The present study had some limitations. Firstly, since patients were often critically ill at admission, pulmonary function tests could not be performed. Therefore, the diagnosis of COPD was based on purely anamnestic data. Secondly, we analysed data basing on what was available in the hospital databases, but we recognized there were some information not captured by them, including knowledge about existing medications, through which we would have confirmed or not the diagnosis of COPD. Furthermore, we did not have cause-specific data on mortality. Moreover, given that the present study analyzed outcomes from March 5th to May 31st 2020, therefore before corticosteroids were routinely used, the lack of this medication in the first phase of the pandemic may have influenced all-cause mortality in our hospitalized COVID-19 patients. Finally, we did not have a cumulative effect of smoking over time, as measured by pack-years. In fact some studies have suggested that the cumulative exposure to cigarette smoking was an independent risk factor for hospital admission and death from COVID-1941.

Conclusions

Based on our study findings, in a selected and homogeneous cohort of hospitalized COVID-19 patients, the prevalence of COPD was not high, suggesting that they were not at increased risk of getting the infection.

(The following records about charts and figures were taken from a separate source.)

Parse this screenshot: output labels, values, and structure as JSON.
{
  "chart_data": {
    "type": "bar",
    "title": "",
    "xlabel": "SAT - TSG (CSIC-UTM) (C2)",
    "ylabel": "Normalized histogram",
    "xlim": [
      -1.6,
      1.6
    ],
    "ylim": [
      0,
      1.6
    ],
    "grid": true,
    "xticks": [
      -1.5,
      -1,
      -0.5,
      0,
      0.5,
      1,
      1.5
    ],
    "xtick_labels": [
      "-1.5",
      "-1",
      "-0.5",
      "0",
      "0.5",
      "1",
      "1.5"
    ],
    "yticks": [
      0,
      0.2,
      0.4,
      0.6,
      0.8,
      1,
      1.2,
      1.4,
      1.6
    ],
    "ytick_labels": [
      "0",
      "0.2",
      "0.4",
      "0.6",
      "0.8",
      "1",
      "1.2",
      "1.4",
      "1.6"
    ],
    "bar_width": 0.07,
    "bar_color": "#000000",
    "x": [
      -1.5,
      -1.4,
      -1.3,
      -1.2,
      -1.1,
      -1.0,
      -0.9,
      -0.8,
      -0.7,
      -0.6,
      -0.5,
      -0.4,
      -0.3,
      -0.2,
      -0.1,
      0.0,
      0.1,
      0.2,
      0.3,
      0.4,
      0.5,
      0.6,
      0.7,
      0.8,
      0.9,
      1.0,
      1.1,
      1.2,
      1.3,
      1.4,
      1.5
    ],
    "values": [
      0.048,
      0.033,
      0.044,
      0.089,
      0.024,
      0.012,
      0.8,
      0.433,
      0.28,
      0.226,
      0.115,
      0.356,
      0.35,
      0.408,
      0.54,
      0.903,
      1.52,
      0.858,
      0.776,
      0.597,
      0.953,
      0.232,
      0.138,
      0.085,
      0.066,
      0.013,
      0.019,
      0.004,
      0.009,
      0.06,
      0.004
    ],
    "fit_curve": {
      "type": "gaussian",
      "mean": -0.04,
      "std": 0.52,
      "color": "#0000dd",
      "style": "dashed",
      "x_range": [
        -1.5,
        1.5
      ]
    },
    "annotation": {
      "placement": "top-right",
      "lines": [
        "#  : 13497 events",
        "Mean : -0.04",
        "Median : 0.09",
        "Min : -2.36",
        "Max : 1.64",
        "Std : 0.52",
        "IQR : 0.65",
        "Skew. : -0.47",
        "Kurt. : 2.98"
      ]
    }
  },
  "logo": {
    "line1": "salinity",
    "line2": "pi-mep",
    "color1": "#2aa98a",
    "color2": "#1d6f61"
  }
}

However, when SARS-CoV-2 infection occurred in COPD patients, they had a higher all-cause mortality and a worse prognosis than non-COPD patients. The present study also showed that SARS-CoV-2 infection was not common in current smokers and that, among smokers with COVID-19, former are those with the higher mortality. The worst outcomes of COPD patients and former smokers seemed to be mainly related to the comorbidities of these subjects and not to COPD or smoking itself.